The Mobility Mindset: Startups Take a Leading Role

The July edition of Coffee Break with Game Changers: Startup Focus is live now on the Voice America Network. This month’s topic of discussion is mobility.  Mobility is moving at triple-Internet speed in our mobile 2.0 world, as the adoption of BYOD and enterprise-wide B2E, B2B and C2B disrupt traditional computing. The shifting mobility landscape is creating a host of new challenges and opportunities for companies across all industries. What does this mean for startups? Startups with agility, flexibility and entrepreneurial spirit can become leaders on the cutting edge of it all.

Our Host and Guest Experts

Host Bonnie D. Graham was joined by three startup experts:

Bejoy Narayana  – BoodsKapper CEO and Chief Product Architect.  BoodsKapper makes conversational applications that allow customers to interact with enterprise systems like SAP with SMS text messages.

Fouad ElNaggar – SAPHO Founder and CEO. SAPHO creates applications to boost the productivity of legacy systems by simplifying the interface.

Mayank Mathur – leads Value Engineering for SAP Startup Focus

The Mobile Era and AI

The panel discussion started with a look to the future of computing and the role mobile technology will have, including the effect of AI. Bejoy thinks AI will enable more simplicity and will drive better mobile experiences and change how consumers, employees, and businesses will interact with each other.  AI will allow applications to better understand the needs of customers, streamlining the interaction. Fouad thinks truly intuitive and intelligent AI has a long way to go, but agrees that AI will have a dramatic effect on what mobile devices can do.

The panel agreed that mobile is already beginning to take over much of the computing for both enterprises and consumers. Mayank pointed out how much has changed with the transition from the desktop to mobile devices. He thinks this is compellingly demonstrated with the experience of companies like Google, as now a majority of Google’s search queries are now done on mobile devices. “There is the whole generation, at least in the developing world, that has completely skipped the desktop”. The conversation went back to the potential around AI, because of the limitations of a mobile device. As Bejoy stated, ”It is small, you can’t have many features on the device, and you have to make it conversational to handle the complex tasks in the enterprise using AI.” He further illustrated how mobile devices are used, primarily for social media and texting now. And applications that take advantage of these uses will be successful.

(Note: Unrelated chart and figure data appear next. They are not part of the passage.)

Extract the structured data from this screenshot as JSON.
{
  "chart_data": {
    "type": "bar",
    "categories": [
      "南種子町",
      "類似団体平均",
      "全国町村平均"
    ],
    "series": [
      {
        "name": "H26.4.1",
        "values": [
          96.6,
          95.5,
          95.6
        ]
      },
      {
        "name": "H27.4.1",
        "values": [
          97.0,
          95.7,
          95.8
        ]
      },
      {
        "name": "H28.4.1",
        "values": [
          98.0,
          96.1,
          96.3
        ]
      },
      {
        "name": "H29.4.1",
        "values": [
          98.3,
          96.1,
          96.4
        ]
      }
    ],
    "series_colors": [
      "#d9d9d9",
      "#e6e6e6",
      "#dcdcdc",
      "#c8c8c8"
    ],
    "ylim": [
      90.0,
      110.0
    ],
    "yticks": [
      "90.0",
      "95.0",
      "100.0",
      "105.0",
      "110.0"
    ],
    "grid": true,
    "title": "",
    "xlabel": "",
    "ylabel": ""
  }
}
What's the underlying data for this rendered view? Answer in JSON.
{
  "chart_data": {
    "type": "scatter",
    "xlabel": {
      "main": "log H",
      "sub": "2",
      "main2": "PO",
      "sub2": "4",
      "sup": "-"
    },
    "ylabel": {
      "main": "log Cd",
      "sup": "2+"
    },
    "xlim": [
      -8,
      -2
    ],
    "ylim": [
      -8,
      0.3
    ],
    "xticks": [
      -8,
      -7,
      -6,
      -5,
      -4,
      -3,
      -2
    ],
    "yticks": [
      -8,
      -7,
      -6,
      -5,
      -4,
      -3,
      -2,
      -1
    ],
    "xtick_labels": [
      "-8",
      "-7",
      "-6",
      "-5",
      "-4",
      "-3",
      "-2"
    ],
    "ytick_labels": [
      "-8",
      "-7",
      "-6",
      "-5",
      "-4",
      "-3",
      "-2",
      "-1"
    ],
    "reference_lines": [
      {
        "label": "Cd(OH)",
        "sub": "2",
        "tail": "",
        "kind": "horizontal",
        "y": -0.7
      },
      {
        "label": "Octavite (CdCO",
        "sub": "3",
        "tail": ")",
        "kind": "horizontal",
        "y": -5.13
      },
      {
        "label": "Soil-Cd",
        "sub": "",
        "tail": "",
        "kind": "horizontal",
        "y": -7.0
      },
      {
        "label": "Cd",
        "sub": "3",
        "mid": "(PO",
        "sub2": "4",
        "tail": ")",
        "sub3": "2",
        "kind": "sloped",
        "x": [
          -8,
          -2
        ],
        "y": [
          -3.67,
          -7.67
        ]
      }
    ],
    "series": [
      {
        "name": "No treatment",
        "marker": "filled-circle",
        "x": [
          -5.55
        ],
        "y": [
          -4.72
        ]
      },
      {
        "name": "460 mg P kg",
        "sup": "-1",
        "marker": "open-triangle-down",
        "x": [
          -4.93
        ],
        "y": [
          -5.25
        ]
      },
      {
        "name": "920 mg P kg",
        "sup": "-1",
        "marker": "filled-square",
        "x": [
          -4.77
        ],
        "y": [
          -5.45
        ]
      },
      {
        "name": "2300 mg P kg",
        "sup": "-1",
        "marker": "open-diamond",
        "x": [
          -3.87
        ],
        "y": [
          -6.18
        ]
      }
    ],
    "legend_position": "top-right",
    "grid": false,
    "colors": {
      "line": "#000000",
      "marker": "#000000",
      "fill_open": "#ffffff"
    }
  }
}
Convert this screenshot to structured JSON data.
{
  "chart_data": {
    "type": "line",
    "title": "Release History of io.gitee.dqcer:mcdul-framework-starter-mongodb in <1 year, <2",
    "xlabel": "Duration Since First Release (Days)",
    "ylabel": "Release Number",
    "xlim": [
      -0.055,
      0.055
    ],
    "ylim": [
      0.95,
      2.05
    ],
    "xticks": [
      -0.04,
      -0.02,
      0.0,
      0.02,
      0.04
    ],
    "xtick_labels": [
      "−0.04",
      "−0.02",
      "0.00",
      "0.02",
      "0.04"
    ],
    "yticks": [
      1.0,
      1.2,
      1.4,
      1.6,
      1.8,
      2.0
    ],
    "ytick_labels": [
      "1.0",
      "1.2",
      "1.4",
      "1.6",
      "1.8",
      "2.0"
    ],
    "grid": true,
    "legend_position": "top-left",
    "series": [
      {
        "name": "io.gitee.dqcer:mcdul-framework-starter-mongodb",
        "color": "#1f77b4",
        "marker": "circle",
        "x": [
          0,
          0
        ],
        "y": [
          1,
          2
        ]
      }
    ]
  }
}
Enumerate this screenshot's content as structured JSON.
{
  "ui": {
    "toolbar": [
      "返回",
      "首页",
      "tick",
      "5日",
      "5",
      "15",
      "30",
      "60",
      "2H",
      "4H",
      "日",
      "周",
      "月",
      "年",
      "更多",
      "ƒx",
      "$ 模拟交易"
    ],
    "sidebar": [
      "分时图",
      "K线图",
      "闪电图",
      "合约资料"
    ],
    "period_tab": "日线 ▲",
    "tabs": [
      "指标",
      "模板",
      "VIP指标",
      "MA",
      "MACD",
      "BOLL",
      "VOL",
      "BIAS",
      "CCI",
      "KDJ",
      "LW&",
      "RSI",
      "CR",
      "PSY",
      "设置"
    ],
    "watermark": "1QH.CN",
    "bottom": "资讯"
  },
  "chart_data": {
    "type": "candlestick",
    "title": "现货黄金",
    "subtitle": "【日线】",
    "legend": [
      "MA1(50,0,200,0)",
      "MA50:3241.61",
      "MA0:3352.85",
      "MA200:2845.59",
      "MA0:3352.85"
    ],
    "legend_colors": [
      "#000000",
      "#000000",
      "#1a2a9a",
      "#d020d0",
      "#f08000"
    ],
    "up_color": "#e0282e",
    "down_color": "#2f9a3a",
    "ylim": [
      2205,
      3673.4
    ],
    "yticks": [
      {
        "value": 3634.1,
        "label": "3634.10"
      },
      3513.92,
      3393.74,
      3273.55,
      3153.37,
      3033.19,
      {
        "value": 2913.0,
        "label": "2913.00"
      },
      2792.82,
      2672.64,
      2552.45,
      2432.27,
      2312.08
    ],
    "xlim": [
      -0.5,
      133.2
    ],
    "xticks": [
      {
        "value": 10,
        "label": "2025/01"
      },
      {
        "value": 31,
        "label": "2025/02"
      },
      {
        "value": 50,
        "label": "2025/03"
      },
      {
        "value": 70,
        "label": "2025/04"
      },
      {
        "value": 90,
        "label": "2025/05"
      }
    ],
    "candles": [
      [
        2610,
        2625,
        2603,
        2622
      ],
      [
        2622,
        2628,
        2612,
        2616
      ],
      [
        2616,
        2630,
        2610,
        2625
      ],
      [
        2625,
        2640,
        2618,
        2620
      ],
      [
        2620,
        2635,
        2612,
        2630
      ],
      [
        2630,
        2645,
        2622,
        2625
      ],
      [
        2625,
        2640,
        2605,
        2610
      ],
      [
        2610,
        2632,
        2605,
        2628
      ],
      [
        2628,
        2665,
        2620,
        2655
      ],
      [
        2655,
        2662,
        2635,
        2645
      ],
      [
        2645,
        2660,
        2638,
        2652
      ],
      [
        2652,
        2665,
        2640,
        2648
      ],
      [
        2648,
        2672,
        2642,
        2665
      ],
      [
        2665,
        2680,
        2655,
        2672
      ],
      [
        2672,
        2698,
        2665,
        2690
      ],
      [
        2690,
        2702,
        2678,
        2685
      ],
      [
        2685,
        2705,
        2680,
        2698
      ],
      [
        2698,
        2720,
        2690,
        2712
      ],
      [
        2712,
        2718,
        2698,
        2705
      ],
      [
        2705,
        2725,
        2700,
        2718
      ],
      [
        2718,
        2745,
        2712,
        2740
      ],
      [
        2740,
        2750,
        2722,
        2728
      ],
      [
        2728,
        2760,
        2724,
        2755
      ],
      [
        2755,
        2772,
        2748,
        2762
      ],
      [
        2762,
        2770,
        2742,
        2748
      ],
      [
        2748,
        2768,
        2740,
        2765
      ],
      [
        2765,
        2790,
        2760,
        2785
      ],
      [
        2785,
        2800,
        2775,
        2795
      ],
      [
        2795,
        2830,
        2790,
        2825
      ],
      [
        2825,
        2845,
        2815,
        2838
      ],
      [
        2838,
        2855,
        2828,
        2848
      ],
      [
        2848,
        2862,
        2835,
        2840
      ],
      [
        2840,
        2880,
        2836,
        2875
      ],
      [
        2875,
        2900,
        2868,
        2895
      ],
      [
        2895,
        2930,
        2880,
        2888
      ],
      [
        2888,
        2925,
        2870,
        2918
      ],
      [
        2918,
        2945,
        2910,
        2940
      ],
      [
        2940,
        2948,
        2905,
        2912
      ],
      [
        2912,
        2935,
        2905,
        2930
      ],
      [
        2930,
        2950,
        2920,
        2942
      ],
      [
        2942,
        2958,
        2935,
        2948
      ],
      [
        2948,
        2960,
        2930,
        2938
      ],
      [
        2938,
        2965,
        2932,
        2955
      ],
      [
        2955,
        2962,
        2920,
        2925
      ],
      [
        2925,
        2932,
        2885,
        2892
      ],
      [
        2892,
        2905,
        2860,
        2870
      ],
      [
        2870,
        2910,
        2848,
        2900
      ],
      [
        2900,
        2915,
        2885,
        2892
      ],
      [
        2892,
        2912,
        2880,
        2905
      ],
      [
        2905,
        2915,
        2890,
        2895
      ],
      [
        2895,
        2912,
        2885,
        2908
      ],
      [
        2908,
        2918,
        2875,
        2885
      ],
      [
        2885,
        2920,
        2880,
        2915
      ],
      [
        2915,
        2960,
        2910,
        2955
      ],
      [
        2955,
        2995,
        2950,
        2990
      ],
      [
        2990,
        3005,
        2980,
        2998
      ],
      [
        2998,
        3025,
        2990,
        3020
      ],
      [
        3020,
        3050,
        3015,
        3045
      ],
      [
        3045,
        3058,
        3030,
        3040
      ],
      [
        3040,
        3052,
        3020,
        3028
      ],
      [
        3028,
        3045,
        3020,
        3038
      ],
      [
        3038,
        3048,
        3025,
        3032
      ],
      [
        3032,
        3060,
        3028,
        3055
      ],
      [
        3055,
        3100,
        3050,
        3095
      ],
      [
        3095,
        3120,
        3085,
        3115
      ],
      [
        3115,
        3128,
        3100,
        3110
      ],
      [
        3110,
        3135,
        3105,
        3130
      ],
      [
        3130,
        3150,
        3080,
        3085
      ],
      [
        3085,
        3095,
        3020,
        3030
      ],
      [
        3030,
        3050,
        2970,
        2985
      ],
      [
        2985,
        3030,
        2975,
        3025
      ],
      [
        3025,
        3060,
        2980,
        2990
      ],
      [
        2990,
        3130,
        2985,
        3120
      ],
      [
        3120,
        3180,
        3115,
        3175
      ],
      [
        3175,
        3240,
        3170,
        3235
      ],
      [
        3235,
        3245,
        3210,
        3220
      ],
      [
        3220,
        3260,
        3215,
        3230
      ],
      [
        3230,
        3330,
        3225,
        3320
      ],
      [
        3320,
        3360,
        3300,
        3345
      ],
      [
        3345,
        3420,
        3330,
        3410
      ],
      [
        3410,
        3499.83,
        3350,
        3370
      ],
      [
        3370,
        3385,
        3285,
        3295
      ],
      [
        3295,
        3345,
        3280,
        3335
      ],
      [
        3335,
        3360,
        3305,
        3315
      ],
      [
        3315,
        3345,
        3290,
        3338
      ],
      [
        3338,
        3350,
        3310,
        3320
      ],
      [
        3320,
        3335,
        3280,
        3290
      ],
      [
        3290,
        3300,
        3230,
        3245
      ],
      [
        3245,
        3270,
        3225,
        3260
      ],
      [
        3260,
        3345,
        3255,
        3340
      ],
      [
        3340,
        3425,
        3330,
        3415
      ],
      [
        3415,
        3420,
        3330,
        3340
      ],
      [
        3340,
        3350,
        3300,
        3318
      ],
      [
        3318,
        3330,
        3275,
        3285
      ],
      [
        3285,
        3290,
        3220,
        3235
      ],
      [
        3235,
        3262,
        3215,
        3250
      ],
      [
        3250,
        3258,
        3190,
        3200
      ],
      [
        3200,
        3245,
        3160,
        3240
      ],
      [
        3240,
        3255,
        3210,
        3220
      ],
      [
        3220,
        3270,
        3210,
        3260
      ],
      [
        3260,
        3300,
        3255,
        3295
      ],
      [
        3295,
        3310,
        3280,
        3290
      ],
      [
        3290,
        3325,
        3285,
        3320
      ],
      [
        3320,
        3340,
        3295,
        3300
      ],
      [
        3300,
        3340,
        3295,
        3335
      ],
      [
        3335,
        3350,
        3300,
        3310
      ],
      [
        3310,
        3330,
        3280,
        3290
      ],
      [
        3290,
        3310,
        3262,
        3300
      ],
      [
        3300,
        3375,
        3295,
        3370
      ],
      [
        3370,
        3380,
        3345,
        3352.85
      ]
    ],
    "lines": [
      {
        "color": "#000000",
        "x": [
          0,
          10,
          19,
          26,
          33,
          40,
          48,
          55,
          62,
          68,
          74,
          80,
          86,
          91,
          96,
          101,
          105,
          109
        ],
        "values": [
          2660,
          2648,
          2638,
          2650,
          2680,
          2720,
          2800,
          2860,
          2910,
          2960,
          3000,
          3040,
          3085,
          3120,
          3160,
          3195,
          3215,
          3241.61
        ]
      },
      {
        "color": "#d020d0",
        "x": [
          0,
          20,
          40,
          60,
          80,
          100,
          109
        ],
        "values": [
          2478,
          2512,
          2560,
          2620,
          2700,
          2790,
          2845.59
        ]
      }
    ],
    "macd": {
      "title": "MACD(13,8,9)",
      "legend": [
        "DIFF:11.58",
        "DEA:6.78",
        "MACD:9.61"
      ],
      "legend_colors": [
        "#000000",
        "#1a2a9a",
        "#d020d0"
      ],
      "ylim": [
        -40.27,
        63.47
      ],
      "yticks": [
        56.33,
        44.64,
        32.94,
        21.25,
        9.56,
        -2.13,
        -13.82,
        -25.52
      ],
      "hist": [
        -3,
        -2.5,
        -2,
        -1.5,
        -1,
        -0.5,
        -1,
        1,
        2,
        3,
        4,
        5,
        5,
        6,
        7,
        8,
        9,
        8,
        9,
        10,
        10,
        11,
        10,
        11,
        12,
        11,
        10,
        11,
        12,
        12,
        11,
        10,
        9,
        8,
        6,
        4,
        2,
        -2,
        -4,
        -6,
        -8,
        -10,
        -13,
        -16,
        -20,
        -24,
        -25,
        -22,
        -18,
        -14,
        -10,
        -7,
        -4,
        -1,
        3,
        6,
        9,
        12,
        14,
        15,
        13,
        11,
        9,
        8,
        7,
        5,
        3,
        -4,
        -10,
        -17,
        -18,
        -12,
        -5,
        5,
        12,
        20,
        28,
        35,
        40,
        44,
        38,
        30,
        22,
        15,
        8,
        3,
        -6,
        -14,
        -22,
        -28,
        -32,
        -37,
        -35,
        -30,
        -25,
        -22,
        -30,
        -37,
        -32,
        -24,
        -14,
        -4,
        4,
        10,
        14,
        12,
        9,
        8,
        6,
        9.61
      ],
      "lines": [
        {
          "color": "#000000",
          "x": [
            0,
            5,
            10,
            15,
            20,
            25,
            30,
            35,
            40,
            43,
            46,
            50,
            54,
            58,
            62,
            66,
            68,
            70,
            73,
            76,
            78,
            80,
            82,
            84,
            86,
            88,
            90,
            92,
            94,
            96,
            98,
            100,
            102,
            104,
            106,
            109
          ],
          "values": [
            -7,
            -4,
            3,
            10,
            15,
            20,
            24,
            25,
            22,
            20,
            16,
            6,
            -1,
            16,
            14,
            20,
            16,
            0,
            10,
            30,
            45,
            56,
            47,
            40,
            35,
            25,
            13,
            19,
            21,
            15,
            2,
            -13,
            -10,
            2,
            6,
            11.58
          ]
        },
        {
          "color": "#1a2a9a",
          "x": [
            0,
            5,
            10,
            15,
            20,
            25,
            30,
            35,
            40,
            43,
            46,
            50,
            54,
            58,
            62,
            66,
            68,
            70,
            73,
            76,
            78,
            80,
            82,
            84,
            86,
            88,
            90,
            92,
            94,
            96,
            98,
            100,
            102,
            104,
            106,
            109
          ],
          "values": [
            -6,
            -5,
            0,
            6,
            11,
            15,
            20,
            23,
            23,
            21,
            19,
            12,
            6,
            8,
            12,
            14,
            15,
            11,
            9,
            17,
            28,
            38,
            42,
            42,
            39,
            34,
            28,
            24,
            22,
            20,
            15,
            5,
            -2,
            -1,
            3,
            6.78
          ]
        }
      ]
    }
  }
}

Bring Your Own Device (BYOD), Productivity and the Enterprise

Fouad sees the mobility mindset as “something that is training users to expect something different, they don’t expect complexity, and there is no reason that this mindset will not go to the desktop”. He still sees the mobile transition as more of a transition to simpler applications that handle the needs of the enterprise and consumer, whether they use a mobile device or a desktop. Enterprises are not adopting mobile as quickly if the productivity gains are not realized.  The design of the application is still critical as well as the strategy behind it. There are still plenty of opportunities to piggyback on the BYOD trend. The panel saw the work of just putting UI’s into mobile devices was giving way to the new trend of developing applications entirely for the mobile.  This allows the full benefit of the application and the device.

Crystal Ball Predictions

Bejoy thinks by 2020 a new trend will develop to move away from the cell phone to devices that will enable augmented and virtual realities.  This may allow the enterprise and consumers to the see the full value of mobility and truly experience the potential of the technology.

Fouad sees an inflection point on productivity. A major part of this is user behavior changes, which will change the demands the interface options. He also sees interface layer changes on top of enterprise systems moving to simple single purpose applications while the backend stays the same.

Mayank thinks mobile has won already and is here to stay. The future belongs to companies that can bring more interactive applications to the mobile device, regardless of what that device will look like.